László Trócsányi stellte abschließend fest, dass das Europäische Parlament immer wieder Ideen vorbringt, die auf die Schaffung einer Art europäischen Einheitsstaat hinweisen. Das Ziel des EP sei ganz klar: die Befugnisse der Mitgliedstaaten zu beschneiden, die die „größte Bremse“ für das Europäische Parlament seien. Der ehemalige Justizminister wies jedoch darauf hin, dass man nicht vergessen dürfe, dass die Souveränität bei den Mitgliedstaaten liege und dass es ohne den Willen der Mitgliedstaaten kein Europäisches Parlament und keine Europäische Union gäbe. „Wir bauen nicht etwas von oben, sondern von unten“, sagte er.

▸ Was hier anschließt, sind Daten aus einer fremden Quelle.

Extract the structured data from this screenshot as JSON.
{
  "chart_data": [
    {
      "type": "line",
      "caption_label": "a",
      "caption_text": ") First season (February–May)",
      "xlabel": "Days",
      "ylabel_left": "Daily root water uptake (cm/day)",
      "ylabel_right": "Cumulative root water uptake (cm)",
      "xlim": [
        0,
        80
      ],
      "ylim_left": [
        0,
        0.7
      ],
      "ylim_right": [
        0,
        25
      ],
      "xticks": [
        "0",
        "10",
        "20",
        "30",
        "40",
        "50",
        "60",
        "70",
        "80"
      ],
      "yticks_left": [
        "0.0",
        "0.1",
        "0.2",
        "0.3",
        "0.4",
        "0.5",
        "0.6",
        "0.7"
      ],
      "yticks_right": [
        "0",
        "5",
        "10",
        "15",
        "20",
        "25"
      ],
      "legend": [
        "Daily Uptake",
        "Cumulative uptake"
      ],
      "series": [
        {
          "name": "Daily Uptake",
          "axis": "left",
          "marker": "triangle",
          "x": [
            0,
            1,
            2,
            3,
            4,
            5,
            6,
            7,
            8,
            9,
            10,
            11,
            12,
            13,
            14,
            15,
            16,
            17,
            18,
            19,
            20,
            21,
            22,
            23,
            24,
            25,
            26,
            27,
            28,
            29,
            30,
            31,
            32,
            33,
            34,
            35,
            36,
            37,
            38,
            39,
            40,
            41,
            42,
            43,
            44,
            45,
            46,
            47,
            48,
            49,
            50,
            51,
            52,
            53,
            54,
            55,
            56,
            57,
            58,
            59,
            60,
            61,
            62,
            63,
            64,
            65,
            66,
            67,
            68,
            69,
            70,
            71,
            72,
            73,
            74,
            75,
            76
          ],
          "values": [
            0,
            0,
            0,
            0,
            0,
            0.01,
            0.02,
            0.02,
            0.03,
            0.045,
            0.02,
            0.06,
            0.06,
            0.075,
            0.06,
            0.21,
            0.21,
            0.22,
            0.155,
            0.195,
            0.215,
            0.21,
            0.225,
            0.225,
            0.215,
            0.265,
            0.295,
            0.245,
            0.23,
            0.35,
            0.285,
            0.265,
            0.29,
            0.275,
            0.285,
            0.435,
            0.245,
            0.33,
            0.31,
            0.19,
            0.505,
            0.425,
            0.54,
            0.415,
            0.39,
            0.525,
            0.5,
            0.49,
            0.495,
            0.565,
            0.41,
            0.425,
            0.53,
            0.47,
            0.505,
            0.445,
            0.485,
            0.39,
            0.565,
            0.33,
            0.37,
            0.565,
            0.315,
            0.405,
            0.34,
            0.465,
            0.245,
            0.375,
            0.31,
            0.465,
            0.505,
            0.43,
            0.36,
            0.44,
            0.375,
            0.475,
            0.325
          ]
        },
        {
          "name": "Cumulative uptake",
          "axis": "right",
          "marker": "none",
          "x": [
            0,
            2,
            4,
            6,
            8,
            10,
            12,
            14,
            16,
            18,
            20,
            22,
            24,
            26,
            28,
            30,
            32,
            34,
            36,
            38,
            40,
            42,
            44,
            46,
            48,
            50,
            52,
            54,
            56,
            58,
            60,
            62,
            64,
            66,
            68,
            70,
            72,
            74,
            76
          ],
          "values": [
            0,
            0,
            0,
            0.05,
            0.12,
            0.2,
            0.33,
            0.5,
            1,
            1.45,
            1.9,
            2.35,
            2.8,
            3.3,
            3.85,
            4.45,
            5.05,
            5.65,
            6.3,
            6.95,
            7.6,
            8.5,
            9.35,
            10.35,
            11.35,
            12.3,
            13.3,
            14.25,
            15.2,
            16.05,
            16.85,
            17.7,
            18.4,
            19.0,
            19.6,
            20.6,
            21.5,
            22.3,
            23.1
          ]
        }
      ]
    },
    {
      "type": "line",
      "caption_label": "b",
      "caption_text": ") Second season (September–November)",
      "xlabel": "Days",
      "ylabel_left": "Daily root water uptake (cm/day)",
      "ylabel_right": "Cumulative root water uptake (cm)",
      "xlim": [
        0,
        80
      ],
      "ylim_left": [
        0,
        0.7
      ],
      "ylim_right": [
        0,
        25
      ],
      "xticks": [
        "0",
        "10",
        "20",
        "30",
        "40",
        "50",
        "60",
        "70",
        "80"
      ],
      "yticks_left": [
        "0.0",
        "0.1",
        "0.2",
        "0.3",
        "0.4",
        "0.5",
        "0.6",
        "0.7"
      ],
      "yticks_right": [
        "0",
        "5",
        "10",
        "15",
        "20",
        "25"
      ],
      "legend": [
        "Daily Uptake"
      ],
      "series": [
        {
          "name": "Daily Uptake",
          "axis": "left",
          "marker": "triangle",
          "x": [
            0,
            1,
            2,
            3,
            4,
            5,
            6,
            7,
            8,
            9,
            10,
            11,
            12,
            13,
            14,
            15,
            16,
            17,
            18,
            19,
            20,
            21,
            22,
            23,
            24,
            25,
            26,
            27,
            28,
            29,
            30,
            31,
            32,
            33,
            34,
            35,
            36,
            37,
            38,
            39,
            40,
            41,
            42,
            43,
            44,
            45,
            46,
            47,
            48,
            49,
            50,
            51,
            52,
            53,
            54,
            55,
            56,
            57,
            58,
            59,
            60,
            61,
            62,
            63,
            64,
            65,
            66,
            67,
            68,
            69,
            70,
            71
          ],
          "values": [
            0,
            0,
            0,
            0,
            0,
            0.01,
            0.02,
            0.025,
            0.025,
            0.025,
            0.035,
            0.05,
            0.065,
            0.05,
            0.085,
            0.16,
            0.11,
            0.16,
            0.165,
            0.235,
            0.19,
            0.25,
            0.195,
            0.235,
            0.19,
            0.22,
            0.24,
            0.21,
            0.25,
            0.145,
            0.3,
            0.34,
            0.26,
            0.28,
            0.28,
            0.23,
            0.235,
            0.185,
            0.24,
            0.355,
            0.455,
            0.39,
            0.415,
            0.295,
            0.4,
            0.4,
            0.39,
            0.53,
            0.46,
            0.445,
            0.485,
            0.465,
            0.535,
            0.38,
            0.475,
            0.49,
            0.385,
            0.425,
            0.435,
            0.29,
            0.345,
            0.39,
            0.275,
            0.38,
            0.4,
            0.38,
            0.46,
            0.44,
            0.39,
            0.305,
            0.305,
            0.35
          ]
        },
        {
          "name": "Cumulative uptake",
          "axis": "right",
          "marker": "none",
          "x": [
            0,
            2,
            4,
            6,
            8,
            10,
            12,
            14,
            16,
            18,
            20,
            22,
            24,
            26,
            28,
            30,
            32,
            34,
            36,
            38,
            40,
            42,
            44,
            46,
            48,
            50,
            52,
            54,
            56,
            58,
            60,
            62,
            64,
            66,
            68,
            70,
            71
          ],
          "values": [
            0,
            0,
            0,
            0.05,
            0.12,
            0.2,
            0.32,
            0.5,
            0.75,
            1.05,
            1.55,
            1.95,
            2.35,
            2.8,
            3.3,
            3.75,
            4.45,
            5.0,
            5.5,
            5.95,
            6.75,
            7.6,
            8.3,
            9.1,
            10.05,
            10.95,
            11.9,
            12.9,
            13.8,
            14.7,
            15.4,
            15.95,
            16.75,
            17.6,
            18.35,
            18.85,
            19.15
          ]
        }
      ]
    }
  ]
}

Als Reaktion auf den Vorschlag der Momentum-Abgeordneten Katalin Cseh, das Vetorecht der Mitgliedstaaten abzuschaffen, sagte László Trócsányi, dass die Existenz der EU davon abhänge, ob sich die Mitgliedstaaten einigen können oder nicht. Er sagte, wenn man zu Mehrheitsentscheidungen über grundlegende Fragen übergehe, werde es Länder geben, die abgestimmt werden könnten, und es sei die Frage, ob sich ein solches Land in der EU wohlfühlen werde. Trócsányi betonte, dass es das Einstimmigkeitsprinzip ist, die die Länder zu einem ständigen Dialog zwingt, und wenn sich die Mitgliedstaaten nicht verstehen, eine Mehrheitsentscheidung zwar möglich ist, aber Konsequenzen nach sich ziehen wird. Er sagte, dass die kleinen und mittleren EU-Länder diejenigen sein sollten, mit denen man in dieser Frage zusammenarbeiten sollte, da ihre Interessen von einer solchen Änderung stärker betroffen wären.
In Bezug auf das Rechtsstaatlichkeitsverfahren sagte er, dass es als politisches Erpressungsinstrument eingesetzt werde und dass damit vor allem die mittel- und osteuropäischen Länder unter die Lupe genommen würden. Allerdings sei die Rechtsstaatlichkeit nur eine Verallgemeinerung, man könne nicht sagen, wo das Problem liege, und deshalb gebe es eine große Debatte.